Manchester City Council said it reduced its carbon emissions by 14% since 2010 but has a way to go to meet its target of 41% reduction by 2020.
New figures published by the council show it reduced its carbon emissions by 7% last year by improving energy use in its buildings, on transport and street lighting.
The latest annual carbon reduction plan report, due to be discussed in next week's neighbourhoods scrutiny committee meeting, states that energy efficiency works such as installing new boilers, smart meters and high-efficiency LED lighting into buildings, as well as ensuring staff use fewer vehicle journeys, has helped achieve good progress over the last year.
Other work included planting 10,000 trees across the city, creating a site of biological importance in Clayton, achieving country park status for Heaton Park, developing climate change training for council staff, and supporting an application to secure £1m funding for the Real Food Wythenshawe Project, enabling people to grow their own food.
This reduction is part of the City Council's long-term commitment to reduce its carbon emissions by 41% by the end of the decade, starting from 2009/10, as part of its contribution to the citywide climate change action plan Manchester – A Certain Future.

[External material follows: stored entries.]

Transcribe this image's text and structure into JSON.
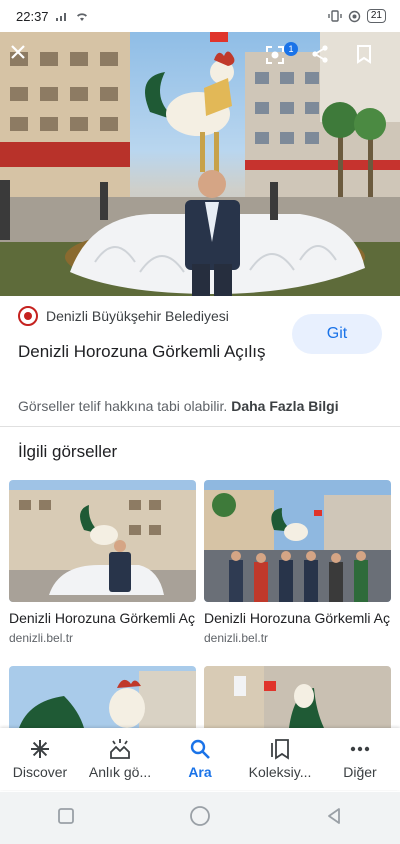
{
  "status_bar": {
    "time": "22:37",
    "battery": "21"
  },
  "hero": {
    "lens_badge_count": "1"
  },
  "result": {
    "source_name": "Denizli Büyükşehir Belediyesi",
    "visit_label": "Git",
    "title": "Denizli Horozuna Görkemli Açılış",
    "copyright_text": "Görseller telif hakkına tabi olabilir.",
    "more_info_label": "Daha Fazla Bilgi"
  },
  "related": {
    "heading": "İlgili görseller",
    "cards": [
      {
        "title": "Denizli Horozuna Görkemli Açılış",
        "domain": "denizli.bel.tr"
      },
      {
        "title": "Denizli Horozuna Görkemli Açılış",
        "domain": "denizli.bel.tr"
      }
    ]
  },
  "bottom_nav": {
    "items": [
      {
        "label": "Discover",
        "icon": "asterisk-icon"
      },
      {
        "label": "Anlık gö...",
        "icon": "updates-icon"
      },
      {
        "label": "Ara",
        "icon": "search-icon"
      },
      {
        "label": "Koleksiy...",
        "icon": "collections-icon"
      },
      {
        "label": "Diğer",
        "icon": "more-dots-icon"
      }
    ],
    "active_color": "#1a73e8"
  }
}
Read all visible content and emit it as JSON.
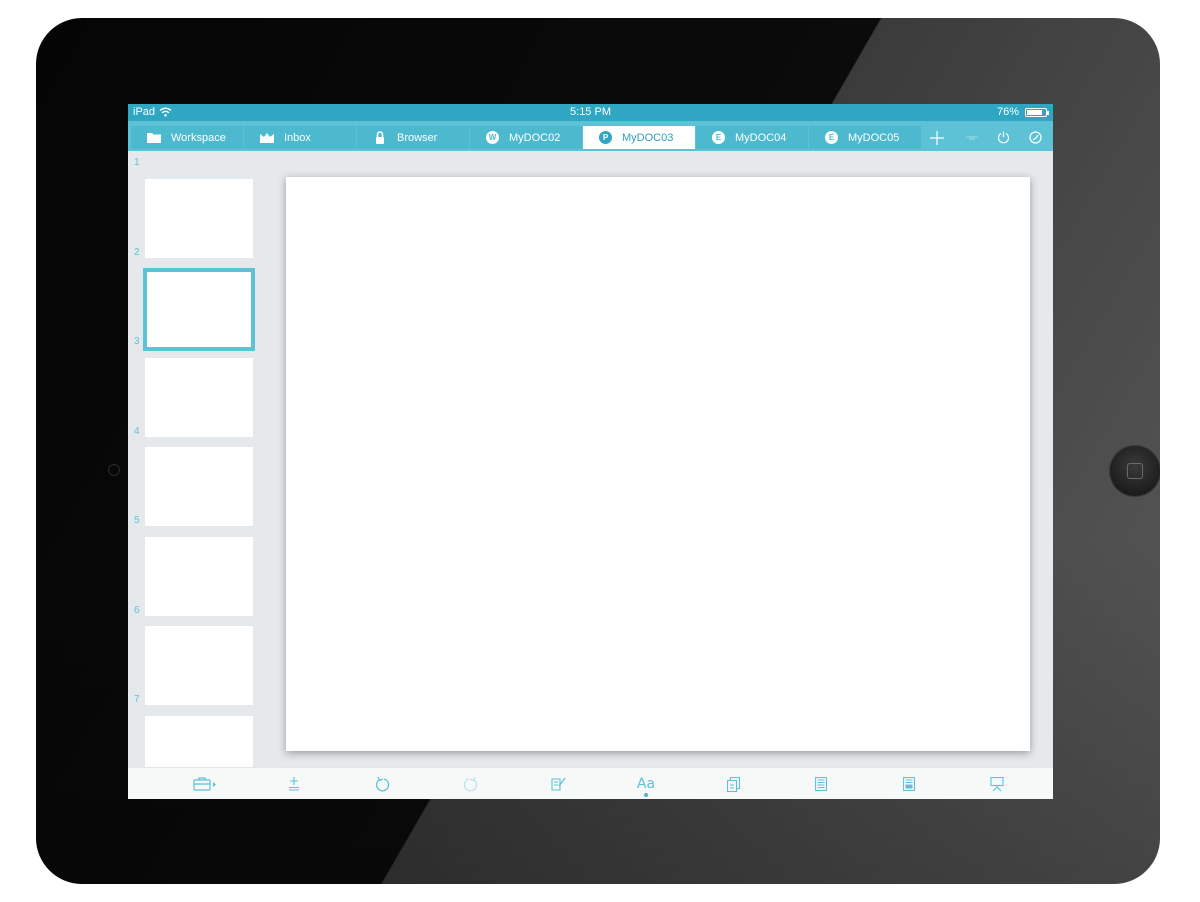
{
  "status_bar": {
    "device": "iPad",
    "time": "5:15 PM",
    "battery_percent": "76%",
    "battery_level": 0.76
  },
  "tabs": [
    {
      "label": "Workspace",
      "icon": "folder-icon",
      "active": false
    },
    {
      "label": "Inbox",
      "icon": "inbox-icon",
      "active": false
    },
    {
      "label": "Browser",
      "icon": "lock-icon",
      "active": false
    },
    {
      "label": "MyDOC02",
      "badge": "W",
      "active": false
    },
    {
      "label": "MyDOC03",
      "badge": "P",
      "active": true
    },
    {
      "label": "MyDOC04",
      "badge": "E",
      "active": false
    },
    {
      "label": "MyDOC05",
      "badge": "E",
      "active": false
    }
  ],
  "tab_bar_buttons": [
    "add-tab-icon",
    "minimize-icon",
    "power-icon",
    "compass-icon"
  ],
  "slides": [
    {
      "number": "1",
      "selected": false
    },
    {
      "number": "2",
      "selected": true
    },
    {
      "number": "3",
      "selected": false
    },
    {
      "number": "4",
      "selected": false
    },
    {
      "number": "5",
      "selected": false
    },
    {
      "number": "6",
      "selected": false
    },
    {
      "number": "7",
      "selected": false
    }
  ],
  "toolbar": {
    "items": [
      "toolbox-icon",
      "add-slide-icon",
      "undo-icon",
      "redo-icon",
      "edit-note-icon",
      "text-format-icon",
      "copy-slide-icon",
      "layout-icon",
      "notes-icon",
      "present-icon"
    ],
    "text_format_label": "Aa"
  },
  "colors": {
    "accent": "#2fa7c3",
    "tab_bar": "#5dc2d6",
    "selection": "#5cc3d6",
    "panel_bg": "#e6e9eb"
  }
}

The council said it will continue to reduce emissions during the coming year by introducing energy efficiency measures in its buildings, setting up a new textile recycling service for schools, working with other organisations to transform unused land, planting more trees and hedges, and looking into replacing street sign lighting with LEDs.
City council staff have now returned to the Town Hall Extension which has been refurbished to high environmental standards with 20% of the building's energy coming from low carbon sources, which will contribute to future savings. The city council will also work with other Greater Manchester authorities to plan how to make major buildings become more environmentally friendly.